New research shows how computer-based math models can communicate with neurons to study neurodegenerative diseases.
Brain diseases such as epilepsy and neurodegeneration (e.g., Alzheimer’s disease, Parkinson’s disease, and others) affect millions of people all over the world. Scientists at the University of California Los Angeles are seeking ways to better understand what goes wrong in the brain cells during disease development. Even more fascinating is the fact that researchers are able to create mathematical models to manipulate sick brain cells to learn more about them.
Using a technique known as dynamic-clamp, Dr. Sharmila Venugopal, a faculty member in the Department of Integrative Biology and Physiology, and her colleagues interfaced neurons in live brain slices with computer-based mathematical models of ion channel physiology to investigate how disease can alter neurophysiology.
Normally, experimentalists use pharmacological or genetic perturbations to study how ion channel proteins function in neurons, heart cells, muscle cells, and other cell types.
“But these approaches are often associated with side effects of the drug or the genetic manipulation used,” notes Dr. Venugopal.
In their study, soon to be published in the Journal of Neuroscience, they used realistic math models of ion channel physiology to rescue normal electrical activity patterns in neurons in a transgenic mouse model for the neurodegenerative disease Amyotrophic Lateral Sclerosis, or ALS. Their experiments consisted of a real-time bio-hybrid interface between the computer-based math model and real neurons in brain slices.
They first established a closed-loop connection between the model and the neuron.

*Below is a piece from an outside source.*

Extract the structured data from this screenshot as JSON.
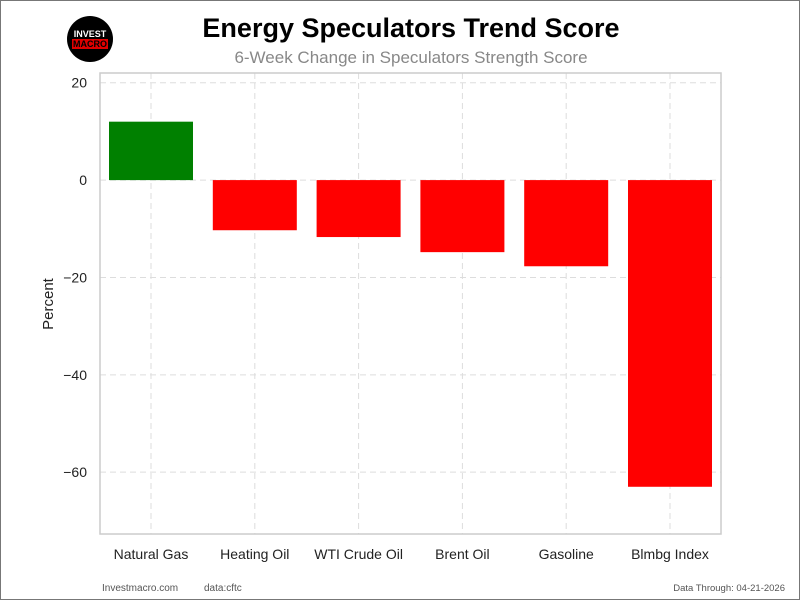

“It is like a hand-shake signal on the internet between a client and a server, but this communication is always two-way,” explains Dr. Venugopal, senior author of the study.
Using this approach, the team first examined how sodium channels work in sensory neurons in their recently-published study in PLOS Computational Biology. They were able to regenerate complex bursts of electrical signals known as action potentials driven exclusively by the model sodium currents after complete experimental blockade of sodium channels using a drug. They subsequently used this approach to restore deficits in sodium currents in ALS which also corrected the irregular patterns of action potentials seen during disease development. Identifying ways to restore normal activity patterns as suggested by their model-in-the-loop could help devise biomarkers and design effective interventional strategies.
Dr. Venugopal is an electrical engineer-turned-neuroscientist. She develops mathematical models to explain how diseases such as neurodegeneration and spinal cord injury alter normal physiology of the brain.
“Our brain is a very complex machine, and understanding its complexity requires many disciplines to come together, including mathematics and computer simulations. Math models are necessary because physiological variables are often experimentally intractable. Moreover, diseases are elusive, and models can help make important predictions to guide valuable new experiments,” she notes.
The study’s first author is Dr. Soju Seki, a postdoctoral scholar and Dr. Scott Chandler, professor of neuroscience, is the co-corresponding author. Dynamic-clamp experiments were conducted in collaboration with Dr. Riccardo Olcese Lab in the David Geffen School of Medicine at UCLA with contributions from Dr. Antonios Pantazis (co-author). The study was funded by the National Institute for Neurological Diseases and Stroke.
These findings are described in the article entitled Resurgent Na+ Current Offers Noise Modulation in Bursting Neurons, recently published in the journal PLOS Computational Biology.